Now that the economy is in recovery, the government has no excuse but to commit to ending homelessness in all its forms. Based on the Shelter definition, this includes:
- The chronic homeless and those sleeping rough
- Those staying in temporary accommodation
- Those staying in hostels and night shelters
- Those at risk of violence or in poor conditions
- Those living in a squat
- Those living with people they wouldn’t normally live with
- Those depriving themselves of essentials due to living in unaffordable accommodation
A commitment to ending homelessness would be the mark of a civilised government. In one of the richest countries in the world, the current failure to make such a commitment is a moral outrage.
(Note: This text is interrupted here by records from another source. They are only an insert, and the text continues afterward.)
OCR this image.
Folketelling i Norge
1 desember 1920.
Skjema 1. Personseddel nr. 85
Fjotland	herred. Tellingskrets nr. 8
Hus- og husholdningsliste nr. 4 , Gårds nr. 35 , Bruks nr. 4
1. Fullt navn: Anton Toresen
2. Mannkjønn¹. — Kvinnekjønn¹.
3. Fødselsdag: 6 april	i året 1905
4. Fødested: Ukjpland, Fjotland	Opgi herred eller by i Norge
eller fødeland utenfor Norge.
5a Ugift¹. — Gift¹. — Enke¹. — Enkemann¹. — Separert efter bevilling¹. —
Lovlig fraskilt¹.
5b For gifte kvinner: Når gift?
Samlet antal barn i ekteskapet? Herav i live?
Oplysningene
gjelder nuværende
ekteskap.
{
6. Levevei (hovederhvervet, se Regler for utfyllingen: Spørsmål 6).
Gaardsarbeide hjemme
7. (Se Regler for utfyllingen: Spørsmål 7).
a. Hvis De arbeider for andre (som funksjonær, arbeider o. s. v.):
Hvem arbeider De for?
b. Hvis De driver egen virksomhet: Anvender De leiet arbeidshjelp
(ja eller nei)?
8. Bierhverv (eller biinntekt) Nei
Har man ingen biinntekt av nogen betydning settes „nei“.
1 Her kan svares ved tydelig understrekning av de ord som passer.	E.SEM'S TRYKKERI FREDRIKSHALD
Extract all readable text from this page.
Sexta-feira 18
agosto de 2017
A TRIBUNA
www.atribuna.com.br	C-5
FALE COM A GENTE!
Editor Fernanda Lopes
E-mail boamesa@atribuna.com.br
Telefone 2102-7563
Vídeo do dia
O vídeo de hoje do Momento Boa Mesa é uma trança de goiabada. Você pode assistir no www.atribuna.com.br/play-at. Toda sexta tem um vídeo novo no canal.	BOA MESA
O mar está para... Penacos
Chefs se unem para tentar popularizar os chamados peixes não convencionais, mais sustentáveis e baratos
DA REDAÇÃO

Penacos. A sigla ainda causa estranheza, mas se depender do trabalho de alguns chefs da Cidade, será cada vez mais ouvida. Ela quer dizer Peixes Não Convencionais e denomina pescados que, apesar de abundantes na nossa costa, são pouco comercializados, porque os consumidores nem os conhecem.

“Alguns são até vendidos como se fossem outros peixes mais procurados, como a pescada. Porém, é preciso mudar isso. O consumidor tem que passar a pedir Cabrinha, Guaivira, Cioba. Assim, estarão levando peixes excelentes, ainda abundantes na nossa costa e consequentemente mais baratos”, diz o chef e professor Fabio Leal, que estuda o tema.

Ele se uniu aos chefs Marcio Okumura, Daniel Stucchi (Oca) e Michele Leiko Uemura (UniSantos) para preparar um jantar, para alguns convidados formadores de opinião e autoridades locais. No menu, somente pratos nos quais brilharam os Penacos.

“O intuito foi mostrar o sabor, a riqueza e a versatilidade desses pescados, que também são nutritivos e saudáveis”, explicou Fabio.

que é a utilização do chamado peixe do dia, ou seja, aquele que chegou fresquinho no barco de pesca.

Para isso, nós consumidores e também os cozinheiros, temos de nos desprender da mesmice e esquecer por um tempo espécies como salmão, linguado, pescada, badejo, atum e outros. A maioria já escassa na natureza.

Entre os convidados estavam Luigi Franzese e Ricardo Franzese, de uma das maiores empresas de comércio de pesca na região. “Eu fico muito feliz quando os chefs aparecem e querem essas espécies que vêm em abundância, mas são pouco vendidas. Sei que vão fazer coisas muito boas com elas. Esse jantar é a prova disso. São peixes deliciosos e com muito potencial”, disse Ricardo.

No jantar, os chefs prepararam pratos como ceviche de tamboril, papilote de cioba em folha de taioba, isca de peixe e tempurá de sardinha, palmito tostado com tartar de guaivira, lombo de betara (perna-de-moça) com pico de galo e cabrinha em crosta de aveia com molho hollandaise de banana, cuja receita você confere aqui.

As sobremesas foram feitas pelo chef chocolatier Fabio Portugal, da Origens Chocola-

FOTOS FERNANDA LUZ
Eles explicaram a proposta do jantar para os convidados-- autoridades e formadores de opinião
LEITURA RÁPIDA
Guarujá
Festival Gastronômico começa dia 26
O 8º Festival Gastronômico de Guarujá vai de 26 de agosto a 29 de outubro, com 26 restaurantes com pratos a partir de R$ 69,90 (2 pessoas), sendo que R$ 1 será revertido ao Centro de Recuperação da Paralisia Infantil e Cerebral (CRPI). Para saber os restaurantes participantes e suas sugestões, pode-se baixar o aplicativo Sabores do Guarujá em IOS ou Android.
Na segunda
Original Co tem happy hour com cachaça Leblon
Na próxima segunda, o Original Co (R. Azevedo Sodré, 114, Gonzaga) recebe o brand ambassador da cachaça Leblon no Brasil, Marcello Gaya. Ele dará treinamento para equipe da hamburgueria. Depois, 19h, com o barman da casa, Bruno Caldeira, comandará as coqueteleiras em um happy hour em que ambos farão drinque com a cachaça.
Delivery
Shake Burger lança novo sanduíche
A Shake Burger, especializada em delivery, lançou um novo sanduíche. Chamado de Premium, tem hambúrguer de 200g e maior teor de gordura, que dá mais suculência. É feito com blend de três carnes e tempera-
A local government borrowing bill
Local government has been completely emasculated in the last five years and many councils have had their budgets slashed in half. This has led even Tory council leaders to openly castigate the government for its devastating raid on local government finances.
One of the major obstacles local authorities face in tackling the housing crisis is their inability to borrow in order to build their own housing stock. As a result of this restriction, councils are overly dependent on private developers for housebuilding. If local authorities were freed up to build their own housing stock, then they could begin to address the affordability crisis by building hundreds of thousands of council houses.
There is no reason why councils cannot work proactively and constructively with developers. Developers are a key part of the solution to building sufficient new housing. However, they cannot be the entire solution, as a nearly entirely free housing market will simply entrench inequality.
A mental health equality bill
One of the main obstacles to adequate treatment and funding of mental health in this country is the fact that mental health does not have parity of esteem with physical health, according to the NHS constitution. If we accept that real change flows from changes to the laws that govern us, then we must accept that properly codifying mental illness is the keystone to addressing our woeful approach to treating it.
Ensuring that mental health has parity of esteem with physical health will provide those who govern us with the onus to ensure that the millions of British citizens suffering from mental ill health will at last have access to adequately funded and prioritised services. Not only would this be morally just – it would also make economic sense, given the large number of working days that are lost every year due to people suffering from mental illness.